Bei vielen Händlern gilt immer noch die Devise: Wichtig ist der persönliche Kontakt zwischen Verkäufer und Käufer – IT-Unterstützung benötigen wir da nicht. Auch Hersteller stehen teilweise auf dem Standpunkt: Eine starke Marke benötigt keine Customer Relationship Management-Tools. Wie argumentieren Sie? Wo sehen Sie die größten Optimierungsmöglichkeiten durch den Einsatz solcher Tools?

Zahn: Die angesprochenen neuen Käuferschichten – Stichwort Generation Internet – sind in der Regel bestens informiert. Wenn sie zum Händler kommen, waren sie längst im Web aktiv und oft befinden sie sich dann bereits in der Entscheidungsphase. Vorher haben die Händler keinen Kontakt zum Interessenten. Auf der anderen Seite sieht diese Art von Kunden oft überhaupt keine Veranlassung in der Entscheidungsphase zum Händler zu gehen; man will für Konfiguration und Probefahrt oft gar keinen Händler mehr einschalten. Zu beachten ist, dass wir in diesen Fällen nicht mehr von vorhandener Markentreue ausgehen können. Sowohl Markenbindungsmaßnahmen als auch Händler- und Herstelleraktivitäten müssen dazu vollständig aufeinander abgestimmt sein. Macht der Händler da nicht mit und stellt der Hersteller nicht die entsprechende technische Grundlage für den Prozess, so erfährt der Interessent keine konsistente Ansprache und wandert zu einer anderen Marke ab. Dahin, wo er sich abgeholt fühlt.
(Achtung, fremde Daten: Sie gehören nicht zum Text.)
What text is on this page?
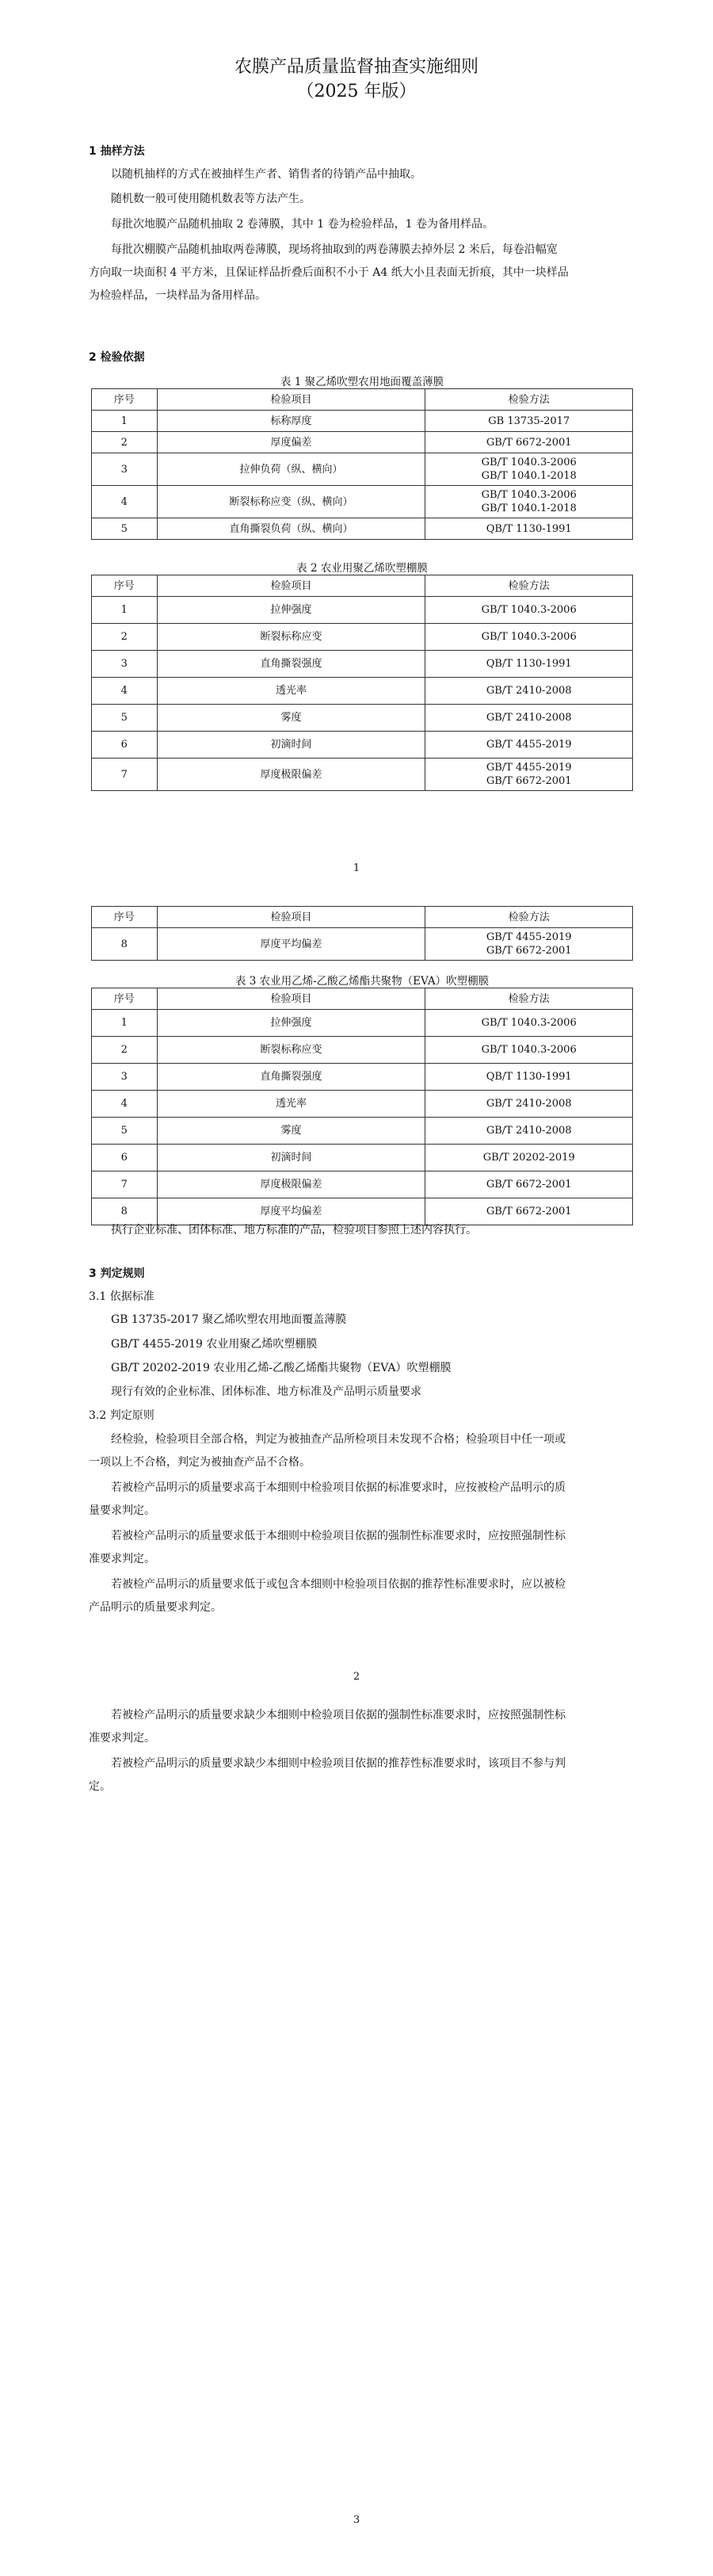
农膜产品质量监督抽查实施细则
（2025 年版）
1 抽样方法
以随机抽样的方式在被抽样生产者、销售者的待销产品中抽取。
随机数一般可使用随机数表等方法产生。
每批次地膜产品随机抽取 2 卷薄膜，其中 1 卷为检验样品，1 卷为备用样品。
每批次棚膜产品随机抽取两卷薄膜，现场将抽取到的两卷薄膜去掉外层 2 米后，每卷沿幅宽
方向取一块面积 4 平方米，且保证样品折叠后面积不小于 A4 纸大小且表面无折痕，其中一块样品
为检验样品，一块样品为备用样品。
2 检验依据
表 1 聚乙烯吹塑农用地面覆盖薄膜
序号	检验项目	检验方法
1	标称厚度	GB 13735-2017
2	厚度偏差	GB/T 6672-2001
3	拉伸负荷（纵、横向）	GB/T 1040.3-2006
GB/T 1040.1-2018

4	断裂标称应变（纵、横向）	GB/T 1040.3-2006
GB/T 1040.1-2018

5	直角撕裂负荷（纵、横向）	QB/T 1130-1991
表 2 农业用聚乙烯吹塑棚膜
序号	检验项目	检验方法
1	拉伸强度	GB/T 1040.3-2006
2	断裂标称应变	GB/T 1040.3-2006
3	直角撕裂强度	QB/T 1130-1991
4	透光率	GB/T 2410-2008
5	雾度	GB/T 2410-2008
6	初滴时间	GB/T 4455-2019
7	厚度极限偏差	GB/T 4455-2019
GB/T 6672-2001
1
序号	检验项目	检验方法
8	厚度平均偏差	GB/T 4455-2019
GB/T 6672-2001
表 3 农业用乙烯-乙酸乙烯酯共聚物（EVA）吹塑棚膜
序号	检验项目	检验方法
1	拉伸强度	GB/T 1040.3-2006
2	断裂标称应变	GB/T 1040.3-2006
3	直角撕裂强度	QB/T 1130-1991
4	透光率	GB/T 2410-2008
5	雾度	GB/T 2410-2008
6	初滴时间	GB/T 20202-2019
7	厚度极限偏差	GB/T 6672-2001
8	厚度平均偏差	GB/T 6672-2001
执行企业标准、团体标准、地方标准的产品，检验项目参照上述内容执行。
3 判定规则
3.1 依据标准
GB 13735-2017 聚乙烯吹塑农用地面覆盖薄膜
GB/T 4455-2019 农业用聚乙烯吹塑棚膜
GB/T 20202-2019 农业用乙烯-乙酸乙烯酯共聚物（EVA）吹塑棚膜
现行有效的企业标准、团体标准、地方标准及产品明示质量要求
3.2 判定原则
经检验，检验项目全部合格，判定为被抽查产品所检项目未发现不合格；检验项目中任一项或
一项以上不合格，判定为被抽查产品不合格。
若被检产品明示的质量要求高于本细则中检验项目依据的标准要求时，应按被检产品明示的质
量要求判定。
若被检产品明示的质量要求低于本细则中检验项目依据的强制性标准要求时，应按照强制性标
准要求判定。
若被检产品明示的质量要求低于或包含本细则中检验项目依据的推荐性标准要求时，应以被检
产品明示的质量要求判定。
2
若被检产品明示的质量要求缺少本细则中检验项目依据的强制性标准要求时，应按照强制性标
准要求判定。
若被检产品明示的质量要求缺少本细则中检验项目依据的推荐性标准要求时，该项目不参与判
定。
3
Das Thema ‚Car-IT‘ ist gegenwärtig in aller Munde. Wo sehen Sie die besten Chancen, die direkte Verbindung zwischen Hersteller oder Händler und dem Kunden zu nutzen?

Zahn: Die Kunden sind heute sehr aufgeschlossen für solche Technologien; bisher gilt das vor allem in höheren Fahrzeugklassen, wo die geschäftliche Nutzung die Regel ist. Insgesamt rückt durch solche Ansätze mehr der Kunde als das Fahrzeug ins Zentrum für den Hersteller. Der Mehrwert für ihn liegt ganz sicher in neuen, eventuell externen Diensten, die früher im reinen Autoverkauf keine Rolle spielten. So kann der Hersteller jetzt über die gesamte Lebenszeit Zugriff auf den Besitzer beziehungsweise den Fahrer erhalten. Je besser der Hersteller es schafft, den persönlichen, vernetzten Lebensstil seiner Kunden in das Fahrzeug zu integrieren, desto mehr zusätzliche Umsatzmöglichkeiten ergeben sich für ihn. Der Kunde wiederum profitiert von den auf ihn zugeschnittenen Dienstleistungen.

Es bleibt noch abzuwarten, welchen Anteil an der Kontrolle der Car-IT neue Marktteilnehmer aus der Telekommunikation und Internet-Industrie haben werden. Wenn Hersteller und Händler es schaffen, profilgenaue Dienstleistungen anzubieten, können sie ihr bereits bestehendes Wissen über den Kunden als Vorteil gegenüber anderen Playern im Markt nutzen. Aus Sicht des Customer Relationship Managements ist das vernetzte Auto ein weiterer Kanal neben anderen Customer Touchpoints, der es ermöglicht, dauernd mit dem Kunden zu kommunizieren. Die Informationen aus dem vernetzen Auto müssen aber genauso in die Prozesse von Customer Experience Management und Empfehlungsmarketing einfließen, sonst wird Car-IT schnell wieder ein neues Daten-Silo.